フェルナンドは花からクローディアへと目を移すと、その青い瞳を切なげに揺らした。
「……あの子はお前の生き写しだったな」
白銀色の髪と菫色の瞳を持った、玉のように美しい王子。誰もが口を揃えて、息子のことをそう言っていたのは知っていた。クローディアにそっくりだ、と。
(そんなふうに言うのなら、どうして…?)
クローディアは俯いた。まるで自分が死んだのを惜しむような口振りで、懐かしむようなことを言われたからだ。若くして命を散らせたのは、他ならぬフェルナンドの所為だというのに。

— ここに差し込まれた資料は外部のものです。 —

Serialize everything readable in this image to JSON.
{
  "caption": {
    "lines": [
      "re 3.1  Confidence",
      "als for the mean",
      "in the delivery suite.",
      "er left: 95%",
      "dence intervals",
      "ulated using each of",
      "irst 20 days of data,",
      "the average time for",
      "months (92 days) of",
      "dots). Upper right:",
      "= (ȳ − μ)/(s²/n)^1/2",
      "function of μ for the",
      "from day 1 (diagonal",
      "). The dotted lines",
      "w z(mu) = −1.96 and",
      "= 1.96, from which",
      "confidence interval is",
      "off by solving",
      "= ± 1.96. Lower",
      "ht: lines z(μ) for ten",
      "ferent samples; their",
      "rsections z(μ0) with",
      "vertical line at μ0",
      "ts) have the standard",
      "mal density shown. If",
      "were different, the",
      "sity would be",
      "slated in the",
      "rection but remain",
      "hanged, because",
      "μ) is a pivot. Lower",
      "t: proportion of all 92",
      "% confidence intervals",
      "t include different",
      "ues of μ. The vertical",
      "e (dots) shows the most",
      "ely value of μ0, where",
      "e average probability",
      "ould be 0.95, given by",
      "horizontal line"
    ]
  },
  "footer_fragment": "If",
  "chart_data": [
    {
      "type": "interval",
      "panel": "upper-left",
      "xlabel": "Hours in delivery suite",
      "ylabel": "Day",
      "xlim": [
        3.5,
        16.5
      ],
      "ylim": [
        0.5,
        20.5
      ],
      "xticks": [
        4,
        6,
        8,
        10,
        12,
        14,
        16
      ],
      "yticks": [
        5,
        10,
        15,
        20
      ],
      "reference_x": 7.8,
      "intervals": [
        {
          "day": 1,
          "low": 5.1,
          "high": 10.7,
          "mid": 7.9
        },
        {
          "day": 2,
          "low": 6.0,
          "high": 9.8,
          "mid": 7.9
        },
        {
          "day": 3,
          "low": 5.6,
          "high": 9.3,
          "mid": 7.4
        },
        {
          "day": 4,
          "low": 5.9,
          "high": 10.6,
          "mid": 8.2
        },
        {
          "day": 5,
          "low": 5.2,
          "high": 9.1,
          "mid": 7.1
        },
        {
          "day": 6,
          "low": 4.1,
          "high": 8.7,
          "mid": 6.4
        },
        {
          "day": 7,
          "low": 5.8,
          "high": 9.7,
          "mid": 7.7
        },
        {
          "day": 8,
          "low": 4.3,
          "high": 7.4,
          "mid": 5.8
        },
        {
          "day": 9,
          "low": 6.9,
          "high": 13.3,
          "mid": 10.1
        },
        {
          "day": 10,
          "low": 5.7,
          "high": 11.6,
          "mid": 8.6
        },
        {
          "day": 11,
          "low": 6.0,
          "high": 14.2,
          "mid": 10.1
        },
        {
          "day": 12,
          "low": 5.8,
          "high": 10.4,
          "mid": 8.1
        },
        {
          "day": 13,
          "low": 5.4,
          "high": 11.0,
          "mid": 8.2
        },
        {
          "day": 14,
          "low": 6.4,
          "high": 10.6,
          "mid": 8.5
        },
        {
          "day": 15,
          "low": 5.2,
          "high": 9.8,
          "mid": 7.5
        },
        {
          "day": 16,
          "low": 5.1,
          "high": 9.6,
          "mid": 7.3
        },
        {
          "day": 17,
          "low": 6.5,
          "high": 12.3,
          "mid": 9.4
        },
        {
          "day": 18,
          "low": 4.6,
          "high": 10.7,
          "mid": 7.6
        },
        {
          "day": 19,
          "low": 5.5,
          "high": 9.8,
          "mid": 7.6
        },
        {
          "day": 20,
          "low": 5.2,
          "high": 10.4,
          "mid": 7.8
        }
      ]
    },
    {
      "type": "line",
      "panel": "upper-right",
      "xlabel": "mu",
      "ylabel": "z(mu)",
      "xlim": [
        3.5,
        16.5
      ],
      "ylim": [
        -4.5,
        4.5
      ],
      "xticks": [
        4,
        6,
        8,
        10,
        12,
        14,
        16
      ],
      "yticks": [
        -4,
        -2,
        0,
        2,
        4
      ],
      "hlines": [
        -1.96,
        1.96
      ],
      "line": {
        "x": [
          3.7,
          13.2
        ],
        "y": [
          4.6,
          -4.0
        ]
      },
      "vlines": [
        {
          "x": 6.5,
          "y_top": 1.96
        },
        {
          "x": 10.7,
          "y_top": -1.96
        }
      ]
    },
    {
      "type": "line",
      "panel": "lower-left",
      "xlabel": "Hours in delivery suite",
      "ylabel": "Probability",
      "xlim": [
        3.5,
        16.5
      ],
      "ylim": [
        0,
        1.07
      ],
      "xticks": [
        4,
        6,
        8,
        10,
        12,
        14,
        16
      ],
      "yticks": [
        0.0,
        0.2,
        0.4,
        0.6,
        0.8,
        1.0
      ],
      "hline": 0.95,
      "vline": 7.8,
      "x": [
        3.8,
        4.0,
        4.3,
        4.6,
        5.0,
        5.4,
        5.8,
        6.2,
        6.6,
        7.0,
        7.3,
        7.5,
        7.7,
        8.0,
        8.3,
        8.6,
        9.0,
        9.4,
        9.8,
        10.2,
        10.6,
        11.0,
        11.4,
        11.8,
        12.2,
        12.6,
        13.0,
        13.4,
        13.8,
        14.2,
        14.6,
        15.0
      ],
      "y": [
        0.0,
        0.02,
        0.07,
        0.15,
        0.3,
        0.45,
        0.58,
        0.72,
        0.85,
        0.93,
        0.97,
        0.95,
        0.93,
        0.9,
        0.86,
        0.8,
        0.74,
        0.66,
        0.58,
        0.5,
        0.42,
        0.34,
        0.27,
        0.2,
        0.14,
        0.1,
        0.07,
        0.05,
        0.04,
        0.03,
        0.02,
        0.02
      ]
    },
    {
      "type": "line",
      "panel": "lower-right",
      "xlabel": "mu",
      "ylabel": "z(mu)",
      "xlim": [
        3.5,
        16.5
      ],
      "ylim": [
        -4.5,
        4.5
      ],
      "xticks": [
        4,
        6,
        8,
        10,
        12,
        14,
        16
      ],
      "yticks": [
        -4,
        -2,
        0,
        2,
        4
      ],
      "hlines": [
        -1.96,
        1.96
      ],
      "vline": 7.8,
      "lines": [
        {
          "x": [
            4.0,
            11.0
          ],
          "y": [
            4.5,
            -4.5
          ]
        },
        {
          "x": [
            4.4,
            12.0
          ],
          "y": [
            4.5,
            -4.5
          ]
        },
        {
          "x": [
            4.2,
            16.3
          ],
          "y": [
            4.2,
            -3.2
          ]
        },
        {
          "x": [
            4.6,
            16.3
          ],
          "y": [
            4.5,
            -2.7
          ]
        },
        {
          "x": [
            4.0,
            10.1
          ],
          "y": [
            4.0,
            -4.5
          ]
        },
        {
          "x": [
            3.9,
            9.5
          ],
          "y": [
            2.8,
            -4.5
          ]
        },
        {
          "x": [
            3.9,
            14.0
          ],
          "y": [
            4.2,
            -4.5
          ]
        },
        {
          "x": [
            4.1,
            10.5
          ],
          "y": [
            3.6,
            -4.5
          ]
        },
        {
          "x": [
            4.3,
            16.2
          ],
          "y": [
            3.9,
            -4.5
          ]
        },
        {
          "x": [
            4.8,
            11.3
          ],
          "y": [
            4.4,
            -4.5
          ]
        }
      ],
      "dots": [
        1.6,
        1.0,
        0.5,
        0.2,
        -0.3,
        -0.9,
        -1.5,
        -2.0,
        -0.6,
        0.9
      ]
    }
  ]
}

「…この腕で抱きしめてあげたかったわ。たったの一度も叶わなかったけれど」
「アルメリアに逢いたいのなら、何故私を選ばないんだ? よりにもよって、なにゆえヴァレリアンを…」
「それはあの子がその身と引き換えに、私の時を巻き戻してくれたからよ」
クローディアは右の手のひらを握りしめながら顔を上げた。震える唇を噛み締めて、フェルナンドの深い青の瞳を見る。
ずっと逃げてきたものに、やっと真正面から向き合った。それだけで涙が出そうになった。